Edward R. Fickensher, technology business development manager at Washington University, helped negotiate the terms of the license agreement.

"During negotiations, I was impressed with the professionalism and knowledge of Ron Bernal," Fickensher said. "I think that the partnership between him and our three inventors gives the company a high probability of success."

A linchpin of Growth Networks is Turner's internationally recognized expertise in the design and analysis of switching systems. He holds more than twenty patents on designs for high- speed switching systems.

"Creating scalable system designs is the key to building networks that can cost-effectively scale up to meet the Internet's growing requirements,' said Turner. "We've been able to design systems which are just as economical in very large configurations as they are in small ones."
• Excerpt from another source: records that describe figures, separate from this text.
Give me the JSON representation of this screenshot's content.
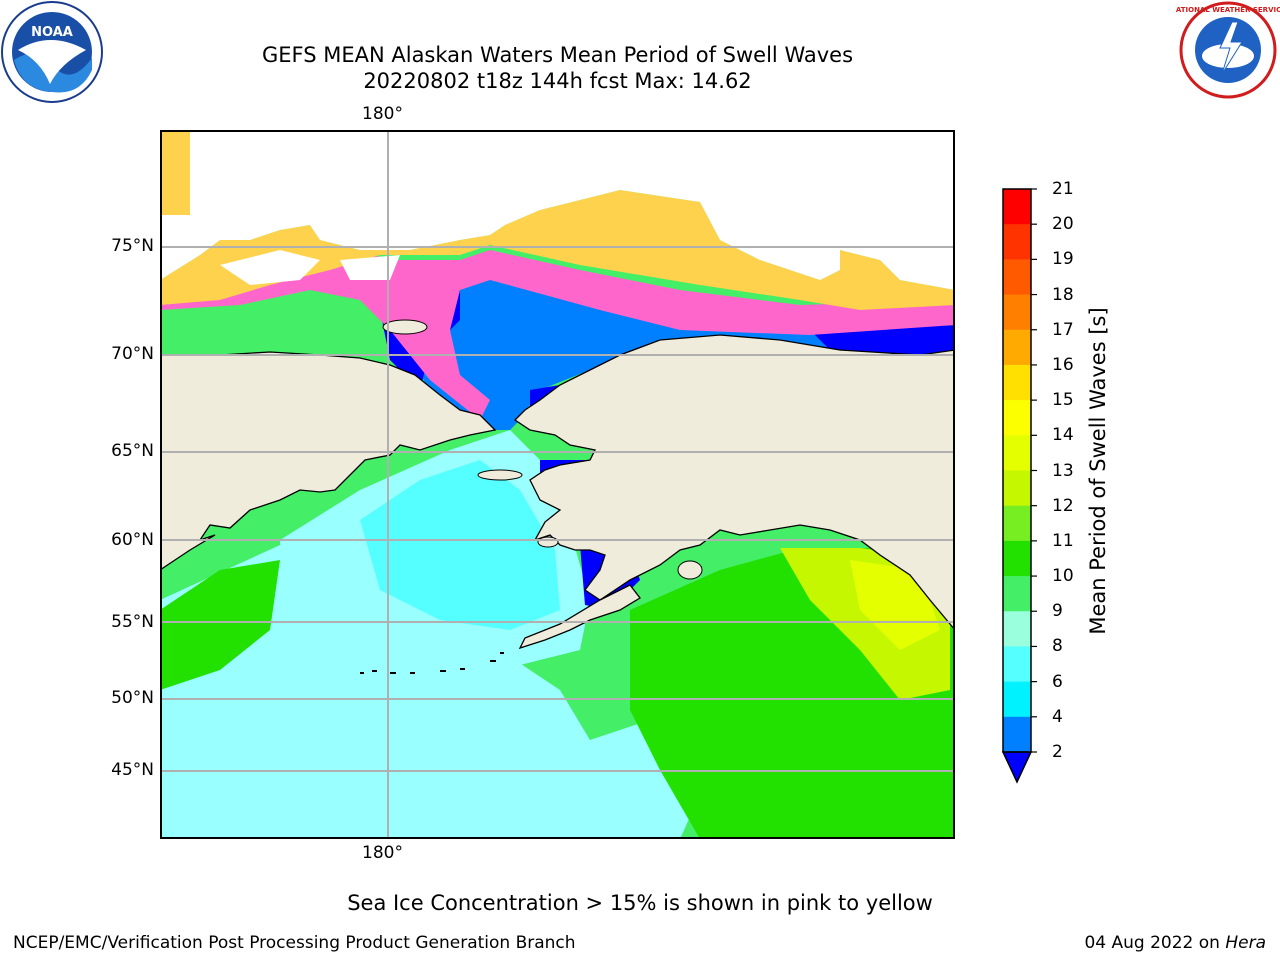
{
  "title_line1": "GEFS MEAN Alaskan Waters Mean Period of Swell Waves",
  "title_line2": "20220802 t18z 144h fcst   Max: 14.62",
  "lon_label_top": "180°",
  "lon_label_bottom": "180°",
  "lat_labels": [
    "75°N",
    "70°N",
    "65°N",
    "60°N",
    "55°N",
    "50°N",
    "45°N"
  ],
  "colorbar": {
    "label": "Mean Period of Swell Waves [s]",
    "ticks": [
      "21",
      "20",
      "19",
      "18",
      "17",
      "16",
      "15",
      "14",
      "13",
      "12",
      "11",
      "10",
      "9",
      "8",
      "6",
      "4",
      "2"
    ],
    "colors": [
      "#ff0000",
      "#ff3300",
      "#ff5a00",
      "#ff8000",
      "#ffaa00",
      "#ffe000",
      "#fbff00",
      "#e3ff00",
      "#c5f700",
      "#77ee22",
      "#22e000",
      "#44ee66",
      "#99ffdd",
      "#55ffff",
      "#00f2ff",
      "#0080ff"
    ],
    "extend_color": "#0000ff"
  },
  "map_colors": {
    "land": "#efecdc",
    "ice": "#ffd24d",
    "ice_edge": "#ff66cc",
    "swell_short": "#0080ff",
    "swell_very_short": "#0000ff",
    "swell_mid": "#99ffff",
    "swell_cyan": "#55ffff",
    "swell_long": "#22e000",
    "swell_9_10": "#44ee66",
    "swell_yellow": "#c5f700"
  },
  "footer_note": "Sea Ice Concentration > 15% is shown in pink to yellow",
  "credit": "NCEP/EMC/Verification Post Processing Product Generation Branch",
  "date_text": "04 Aug 2022 on ",
  "date_machine": "Hera",
  "logos": {
    "left": "NOAA",
    "right": "NATIONAL WEATHER SERVICE"
  }
}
Parulkar's research emphasis has been on high-speed"internetworking" with high quality of service guarantees. He and Cox and other ARL colleagues have developed a chip called APIC that allows computers to connect efficiently to high speed networks up to 1.2 gigabits per second (a gigabit is one billion bits).

Cox has been a faculty member at Washington University since 1955 and has been a major player in a number of key communications advances in telemedicine and other communications areas. Turner and Cox initiated a research project in 1988 with corporate telecommunications partners that created the technical foundation that has led to Growth Networks Inc. Called Project Zeus, the research was a prototype campuswide network with links to two of Southwestern Bell's St. Louis facilities. A high-speed, fiber-optic communications network, it transmitted voice, video, data and high-resolution images simultaneously at pioneering speeds.
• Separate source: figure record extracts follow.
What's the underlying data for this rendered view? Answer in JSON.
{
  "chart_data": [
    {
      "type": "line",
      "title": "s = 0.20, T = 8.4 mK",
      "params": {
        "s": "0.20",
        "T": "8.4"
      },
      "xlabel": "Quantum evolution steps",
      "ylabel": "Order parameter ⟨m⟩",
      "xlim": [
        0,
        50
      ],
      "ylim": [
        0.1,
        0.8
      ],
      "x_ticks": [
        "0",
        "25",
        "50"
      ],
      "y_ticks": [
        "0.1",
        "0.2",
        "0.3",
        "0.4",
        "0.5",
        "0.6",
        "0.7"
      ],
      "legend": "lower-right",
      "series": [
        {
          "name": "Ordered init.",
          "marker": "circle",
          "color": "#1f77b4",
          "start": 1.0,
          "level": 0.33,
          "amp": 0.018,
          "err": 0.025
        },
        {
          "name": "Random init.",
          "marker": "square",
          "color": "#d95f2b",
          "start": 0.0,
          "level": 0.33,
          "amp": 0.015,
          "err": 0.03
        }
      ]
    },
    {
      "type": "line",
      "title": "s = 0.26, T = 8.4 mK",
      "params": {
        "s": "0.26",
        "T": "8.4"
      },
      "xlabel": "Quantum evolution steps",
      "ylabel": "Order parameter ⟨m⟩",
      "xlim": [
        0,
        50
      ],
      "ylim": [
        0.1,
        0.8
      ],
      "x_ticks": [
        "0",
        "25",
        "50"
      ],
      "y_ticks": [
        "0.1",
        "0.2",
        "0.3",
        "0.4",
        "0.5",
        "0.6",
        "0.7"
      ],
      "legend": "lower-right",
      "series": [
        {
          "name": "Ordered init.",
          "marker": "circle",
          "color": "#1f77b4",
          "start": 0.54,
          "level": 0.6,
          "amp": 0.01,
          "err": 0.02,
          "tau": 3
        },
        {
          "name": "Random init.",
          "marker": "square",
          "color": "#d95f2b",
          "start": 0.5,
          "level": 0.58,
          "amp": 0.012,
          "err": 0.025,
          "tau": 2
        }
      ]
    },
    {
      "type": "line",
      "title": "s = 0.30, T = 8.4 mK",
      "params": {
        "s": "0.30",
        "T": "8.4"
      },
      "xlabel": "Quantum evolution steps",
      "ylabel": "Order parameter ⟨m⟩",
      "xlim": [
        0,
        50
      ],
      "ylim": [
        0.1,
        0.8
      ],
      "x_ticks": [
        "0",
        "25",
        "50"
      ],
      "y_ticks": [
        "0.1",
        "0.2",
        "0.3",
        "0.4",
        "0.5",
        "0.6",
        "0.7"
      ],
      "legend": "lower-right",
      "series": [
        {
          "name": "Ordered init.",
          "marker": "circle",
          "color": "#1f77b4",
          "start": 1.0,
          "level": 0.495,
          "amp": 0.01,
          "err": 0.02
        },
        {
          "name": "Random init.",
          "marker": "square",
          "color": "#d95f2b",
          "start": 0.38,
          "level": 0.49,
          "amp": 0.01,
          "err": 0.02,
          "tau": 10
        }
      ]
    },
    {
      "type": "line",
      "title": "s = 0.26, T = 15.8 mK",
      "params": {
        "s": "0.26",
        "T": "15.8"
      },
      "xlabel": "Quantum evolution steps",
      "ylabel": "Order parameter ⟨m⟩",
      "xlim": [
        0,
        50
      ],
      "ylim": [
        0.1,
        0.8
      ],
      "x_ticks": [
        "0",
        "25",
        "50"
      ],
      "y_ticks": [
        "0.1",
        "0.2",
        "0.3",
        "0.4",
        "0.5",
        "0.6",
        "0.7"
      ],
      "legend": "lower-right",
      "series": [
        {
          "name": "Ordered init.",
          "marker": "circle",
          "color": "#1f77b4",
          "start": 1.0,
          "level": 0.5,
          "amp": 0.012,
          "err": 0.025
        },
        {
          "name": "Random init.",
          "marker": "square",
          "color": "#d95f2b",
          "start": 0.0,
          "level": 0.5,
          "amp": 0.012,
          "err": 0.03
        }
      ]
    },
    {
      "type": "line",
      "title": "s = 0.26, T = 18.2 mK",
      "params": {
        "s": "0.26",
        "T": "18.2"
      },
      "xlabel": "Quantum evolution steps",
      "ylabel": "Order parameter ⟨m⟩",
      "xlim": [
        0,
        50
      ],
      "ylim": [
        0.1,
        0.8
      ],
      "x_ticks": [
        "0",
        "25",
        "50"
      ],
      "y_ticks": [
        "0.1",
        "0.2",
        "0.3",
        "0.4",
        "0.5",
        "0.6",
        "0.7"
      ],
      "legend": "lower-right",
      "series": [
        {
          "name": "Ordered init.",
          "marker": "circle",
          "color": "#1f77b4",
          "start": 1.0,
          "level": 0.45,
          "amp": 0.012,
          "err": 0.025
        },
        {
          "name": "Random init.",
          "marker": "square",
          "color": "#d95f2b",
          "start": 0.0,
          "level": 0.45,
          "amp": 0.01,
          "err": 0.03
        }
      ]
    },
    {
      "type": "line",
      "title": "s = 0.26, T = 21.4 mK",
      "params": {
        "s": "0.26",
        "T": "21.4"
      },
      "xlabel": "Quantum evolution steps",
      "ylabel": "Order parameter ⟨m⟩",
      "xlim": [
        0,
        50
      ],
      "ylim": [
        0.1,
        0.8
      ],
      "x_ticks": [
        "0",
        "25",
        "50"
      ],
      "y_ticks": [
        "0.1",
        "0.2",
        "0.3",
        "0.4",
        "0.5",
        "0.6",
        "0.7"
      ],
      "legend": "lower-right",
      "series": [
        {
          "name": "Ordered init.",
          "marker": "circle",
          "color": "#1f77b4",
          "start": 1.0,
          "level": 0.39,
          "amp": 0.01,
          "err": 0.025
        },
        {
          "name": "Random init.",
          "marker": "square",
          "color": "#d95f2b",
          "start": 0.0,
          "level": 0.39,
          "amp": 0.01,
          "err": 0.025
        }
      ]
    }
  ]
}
Cox spends, on average, one week a month at the Palo Alto office, where Parulkar works with Bernal and a staff of 20 engineers. "This endeavor gives us the chance to have a bigger impact on the directions that products will go," said Cox. "I've been on the university side of technology transfer, even before I came to Washington University. I've seen lots of technology take off and become important. But I've always been curious about what technology transfer is like on the other side of the table. And now I'll find out."